What are the Basics of Internal Auditing?

Latest update:
11 Aug
2022

With this blog, the spotlight turns to internal audit and specifically in the context of ISO 27001, the International Standard for Information Security Management.  We will step right back and look at internal auditing from the perspective of those new to the subject or those trying to understand where and why it fits.

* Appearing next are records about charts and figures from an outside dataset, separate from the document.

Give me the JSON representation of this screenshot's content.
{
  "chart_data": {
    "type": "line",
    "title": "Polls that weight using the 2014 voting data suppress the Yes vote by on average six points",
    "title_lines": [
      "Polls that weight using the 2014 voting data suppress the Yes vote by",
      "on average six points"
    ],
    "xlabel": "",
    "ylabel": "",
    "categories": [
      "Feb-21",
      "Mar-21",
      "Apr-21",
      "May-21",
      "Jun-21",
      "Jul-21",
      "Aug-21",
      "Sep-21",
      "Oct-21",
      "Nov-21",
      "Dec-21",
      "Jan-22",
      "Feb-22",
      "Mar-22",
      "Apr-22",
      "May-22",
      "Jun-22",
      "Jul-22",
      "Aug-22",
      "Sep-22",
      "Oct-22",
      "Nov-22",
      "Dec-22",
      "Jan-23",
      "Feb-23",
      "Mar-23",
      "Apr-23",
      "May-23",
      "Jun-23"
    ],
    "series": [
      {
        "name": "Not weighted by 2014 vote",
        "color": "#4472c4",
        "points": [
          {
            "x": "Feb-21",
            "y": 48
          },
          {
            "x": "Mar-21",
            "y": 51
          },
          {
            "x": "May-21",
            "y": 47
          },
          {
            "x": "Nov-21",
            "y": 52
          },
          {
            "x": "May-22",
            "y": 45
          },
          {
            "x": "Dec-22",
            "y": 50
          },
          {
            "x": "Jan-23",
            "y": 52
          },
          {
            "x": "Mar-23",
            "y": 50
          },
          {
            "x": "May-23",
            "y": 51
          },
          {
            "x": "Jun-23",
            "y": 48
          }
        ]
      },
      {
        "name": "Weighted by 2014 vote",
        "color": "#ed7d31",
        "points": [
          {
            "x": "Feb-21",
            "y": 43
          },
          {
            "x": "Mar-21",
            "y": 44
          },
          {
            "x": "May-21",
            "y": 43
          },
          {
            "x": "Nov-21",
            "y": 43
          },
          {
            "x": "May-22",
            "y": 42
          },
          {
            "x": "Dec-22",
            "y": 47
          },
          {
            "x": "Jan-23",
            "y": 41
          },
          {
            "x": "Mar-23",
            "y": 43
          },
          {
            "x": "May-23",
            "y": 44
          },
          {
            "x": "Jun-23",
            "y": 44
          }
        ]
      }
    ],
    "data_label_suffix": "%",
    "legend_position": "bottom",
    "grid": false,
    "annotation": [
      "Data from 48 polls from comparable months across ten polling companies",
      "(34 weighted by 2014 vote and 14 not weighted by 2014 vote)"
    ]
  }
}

The purpose of an internal audit process is to ensure that the organisation has taken every appropriate precaution to verify the effectiveness of its information security management system (ISMS) against the requirements of ISO 27001 and the organisation’s own requirements for the ISMS.  To achieve this, according to the Standard, internal audits must be conducted by objective and impartial auditor(s).

ISO 27001 Requirement

The internal audit requirements are stipulated in Clause 9.2 of ISO/IEC 27001.  In order to address this as an integral part of management system processes in general, it is recommended that you approach this as a business process, not a stand-alone process you have to do because the Standard says so.  Implementation of an audit process is not a one-off activity to achieve certification, but a recurring process that will be triggered at regular intervals or when there is a significant change in the organisation.  

Once the audit process has been established, we need to identify the auditors.  As stated above, auditors must be selected who will ensure the objectivity and impartiality of the internal audit process.  For the purpose of meeting the requirements of ISO 27001, identifying competent, impartial and objective auditor(s) includes setting the requirements that would sustain any reproach from third parties.

Selected auditor(s) can be internal personnel who are already auditors or those who you train to be auditors.  You can seek external support if you prefer.  The choice is entirely yours, as long as these individuals are not assessing anything that they have been involved in developing or implementing.  It is common practice to outsource this activity to ensure the three pillars of internal auditing are preserved: competency, objectivity and impartiality.

Audit process

As part of the audit process, a schedule or programme must be established, planned, implemented and maintained.  A key practical consideration here may be to avoid any audits taking place during challenging business periods.  This is particularly relevant to those organisations who are subject to regular regulatory and client audits, and want to avoid ‘audit fatigue’.

Likewise, due care should be taken not to extensively audit certain business areas if it can be avoided, in order to avoid any criticism that departments/functions are either being picked upon or being neglected.  Naturally, however, those business areas identified as being critical by the risk assessment will feature prominently in any audit programme.

During the actual audit, all pertinent employees need to be available for interview and to provide evidence, where required, to support the audit.  It is important that employees don’t feel as if they are being subjected to an interrogation and that they understand the audit is all part of a process to continually improve the ISMS.  It is also important that the audit is documented, typically in the form of a report, recording who was spoken to, what was said and importantly, what evidence was found along with a summary of the findings.  It should also contain:

  • Nonconformities identified if any
  • Opportunities for improvement.

Identification of nonconformities can stem from the organisation’s lack of compliance with the requirements of the Standard, or its own ISMS requirements as defined in policies/processes and identified legal and regulatory requirements.

From an ISO 27001 perspective, following the internal audit, the findings need to be tracked and managed with remediation activities identified.  Often this is through the corrective action or continual improvement process.  The findings, and possibly the report, will be key inputs to the management review, providing an indication of the health of the organisation’s ISMS and overall information security position.

Conclusion

As one of the most important management system processes, internal audit will provide benefits internally and externally by providing evidence that:

  • An organisation has implemented and actively maintains its ISMS
  • Top management’ is actively involved in ensuring that the ISMS is fit for purpose
  • An organisation is continually working on improving its ISMS
  • ISMS processes and security controls are reviewed and audited at regular intervals.